In his plush offices on Luanda's Ilha, a long stretch of beach that wraps around the scenic harbour, a wealthy Angolan businessman finished his conference call with American partners and told me bluntly, "there's no better place in the world right now to do business".
"Spending money on new roads and buildings is the easy part. But what this country needs is investment in health, and education."
- Carlos Rosado, economist
Well, yes, and no. This businessman has made his money in the oil services industry, and for all the investment that has gone into construction, rebuilding transport infrastructure and agriculture, Angola's economy is still dangerously reliant on oil. This, of course, brings familiar problems. Oil revenues are controlled by an elite few who are close to President Dos Santos, and they are still notoriously opaque. So, I asked my businessman friend, is it possible to get rich in Angola without political connections? "No," he replied honestly, before adding, "good connections can help put money into your bank account, but if you really want to build a business in this country you also need hard work, persistence and lots of patience".
On the other side of town, I met a well-known economist, Carlos Rosado. "Spending money on new roads and buildings is the easy part," he said, "but what this country needs is investment in health, and education". Angola feels, to me, like a more open society than it did in the nineties. There are more educated young people, more people with experience abroad, and more people who are not afraid to speak their mind.
But all things are relative. This was a closed, one-party state for decades, and the hold of the ruling Popular Movement for the Liberation of Angola (MPLA) on power is still so complete that it's often difficult to distinguish between state and party. The national TV and radio stations, as well as the one and only daily newspaper, have a powerful influence, and they make no pretence at covering events fairly. The president has spent the past week inaugurating a series of construction projects, which, by happy coincidence, just happen to have reached completion in the days before the election. He receives slavish coverage, and he is carefully protected from independent journalists who might ask him awkward questions.
In Angola's 2008 parliamentary vote, the MPLA got 82 per cent of the vote. Everyone is expecting the MPLA to win again, but the scale of victory may be more modest this time, if only because a younger generation is less tolerant of corruption, and more impatient for jobs, reliable electricity and water. The main opposition, UNITA, has waged an energetic campaign, but it faces huge challenges. As a former rebel movement that committed many atrocities during the war, it is looked on with suspicion by many Angolans. In Luanda, I have met many people who detest the corruption of the ruling party, but also believe that it is the only one that has the expertise and experience to run the country.
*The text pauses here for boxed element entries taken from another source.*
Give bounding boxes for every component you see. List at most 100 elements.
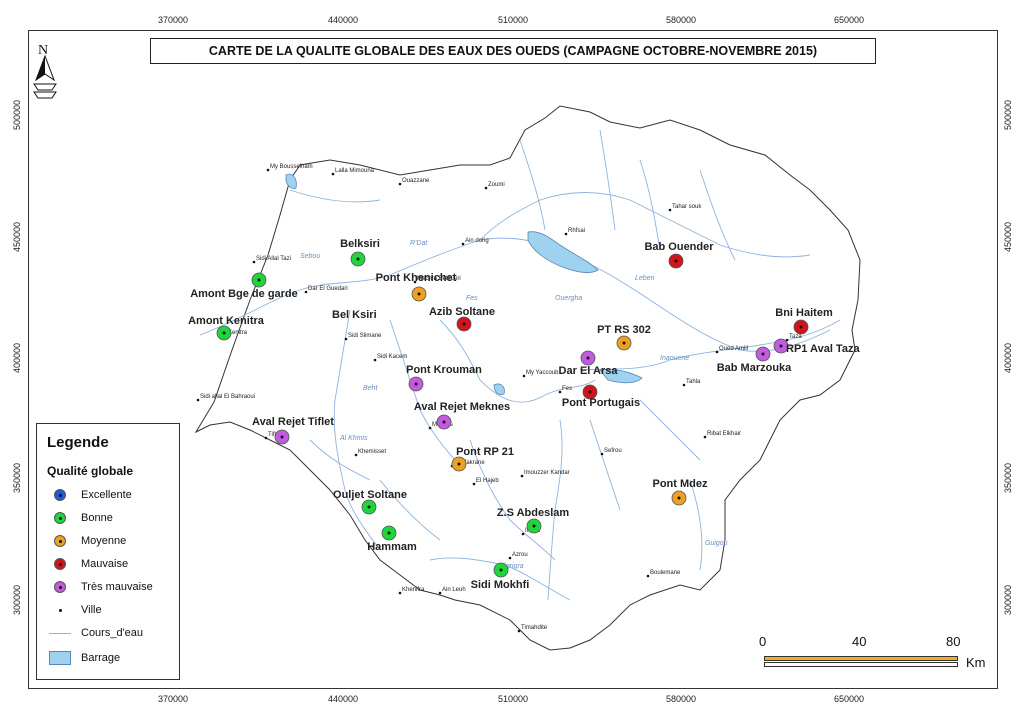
city-label: Rhfsai [568,228,585,234]
city-label: Kenitra [228,330,248,336]
river-mikkes [469,439,556,561]
city-dot [331,172,335,176]
x-tick-top: 650000 [834,15,865,25]
city-dot-icon [58,608,62,612]
stations-layer: Belksiri Amont Bge de garde Amont Kenitra P… [188,238,860,591]
x-tick-top: 580000 [666,15,697,25]
station-label: Pont Krouman [406,364,482,376]
city-dot [304,290,308,294]
station-center-dot [586,356,590,360]
station-center-dot [457,462,461,466]
city-label: Zoumi [488,182,505,188]
station-label: Ouljet Soltane [333,489,407,501]
north-label: N [38,43,48,58]
river-line-icon [49,632,71,634]
station-center-dot [761,352,765,356]
river-fes [439,319,596,403]
station-label: Bab Ouender [644,241,714,253]
city-dot [668,208,672,212]
city-dot [521,532,525,536]
legend-title: Legende [47,434,109,451]
station-label: Aval Rejet Tiflet [252,416,334,428]
station-label: Z.S Abdeslam [497,507,570,519]
city-label: Imouzzer Kandar [524,470,570,476]
river-label: Beht [363,385,378,392]
station-center-dot [779,344,783,348]
city-label: My Bousselham [270,164,313,170]
station-label: Azib Soltane [429,306,495,318]
legend-item-bonne: Bonne [49,509,113,527]
city-dot [715,350,719,354]
city-dot [646,574,650,578]
city-label: Sidi allal El Bahraoui [200,394,255,400]
station-center-dot [799,325,803,329]
city-label: Sidi Allal Tazi [256,256,291,262]
river-sebou [199,237,831,352]
city-dot [252,260,256,264]
river-tributary-3 [639,159,661,251]
legend-swatch [54,512,66,524]
river-sebou-south [547,419,563,601]
city-label: Tahar souk [672,204,702,210]
x-tick-bottom: 440000 [328,694,359,704]
river-tributary-5 [639,399,701,461]
station-center-dot [356,257,360,261]
city-label: Sidi Slimane [348,333,382,339]
city-label: Fes [562,386,572,392]
city-label: Azrou [512,552,528,558]
city-label: El Hajeb [476,478,499,484]
station-center-dot [367,505,371,509]
station-label: Pont RP 21 [456,446,514,458]
legend-label: Moyenne [81,535,127,547]
river-tributary-2 [599,129,616,231]
river-tributary-4 [699,169,736,261]
city-label: Khemisset [358,449,386,455]
scale-label-0: 0 [759,634,767,649]
legend-item-moyenne: Moyenne [49,532,126,550]
river-labels: Sebou R'Dat Ouergha Inaouene Beht Fes Ti… [300,240,728,570]
city-dot [600,452,604,456]
city-label: Ribat Elkhair [707,431,741,437]
legend-label: Cours_d'eau [81,627,144,639]
scale-label-40: 40 [852,634,867,649]
city-dot [354,453,358,457]
river-label: Inaouene [660,355,689,362]
station-center-dot [442,420,446,424]
river-label: Fes [466,295,478,302]
city-dot [472,482,476,486]
city-dot [373,358,377,362]
legend-label: Bonne [81,512,113,524]
legend-swatch [54,489,66,501]
station-label: Aval Rejet Meknes [414,401,510,413]
station-center-dot [417,292,421,296]
x-tick-bottom: 580000 [666,694,697,704]
river-label: Al Khmis [339,435,368,442]
scale-bar [764,656,958,668]
city-label: Oued Amlil [719,346,748,352]
station-center-dot [532,524,536,528]
station-center-dot [588,390,592,394]
station-label: Bab Marzouka [717,362,792,374]
station-center-dot [677,496,681,500]
river-label: Guigou [705,540,728,547]
river-tributary-6 [309,439,371,481]
city-label: Ain Leuh [442,587,466,593]
x-tick-bottom: 370000 [158,694,189,704]
station-label: Bni Haitem [775,307,833,319]
river-rdom [389,319,461,466]
station-label: Dar El Arsa [559,365,619,377]
dam-el-wahda [527,231,599,273]
city-label: Ain dorig [465,238,489,244]
station-label: Pont Portugais [562,397,640,409]
station-label: Amont Bge de garde [190,288,298,300]
city-dot [196,398,200,402]
city-dot [413,280,417,284]
dam-box-icon [49,651,71,665]
legend-label: Excellente [81,489,132,501]
map-title: CARTE DE LA QUALITE GLOBALE DES EAUX DES… [150,38,876,64]
station-center-dot [622,341,626,345]
legend-swatch [54,535,66,547]
rivers [199,129,841,601]
map-frame [28,30,998,689]
station-center-dot [674,259,678,263]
At a UNITA rally on the edge of Luanda, I saw thousands of young enthusiastic supporters cheering for their leader, Isias Samakuva. They called President dos Santos "a thief"' and some wore T-shirts emblazoned with the face of the former UNITA leader, Jonas Savimbi, whose death in an ambush in 2002 finally brought the war to an end. I asked a senior UNITA source how they handled Savimbi's legacy. He grimaced. "There are great divisions around it. Some want to romanticise him, but those of us who knew how much fear and cruelty there was then are happy to have a more open, democractic UNITA," he said.
If the city centre is transformed, life in the slums, or musseques, has changed little. I visited one grim settlement where people told me they had no jobs, no water and no electricity. They were surrounded by rubbish dumps and filthy water. The people there told me they had been living like this for eight years, ever since the government demolished their previous homes to make way for expensive housing. "We're all Angolans," said Francisco, "and I fought for years in the war. But now we are tired of waiting".
At least during an election campaign, the Angolan government comes under some pressure, if only for a short period, to address social injustices. But in the long run, it will have to do much more to spread wealth and opportunity beyond a charmed circle, if Angola is to continue to enjoy growth and stability.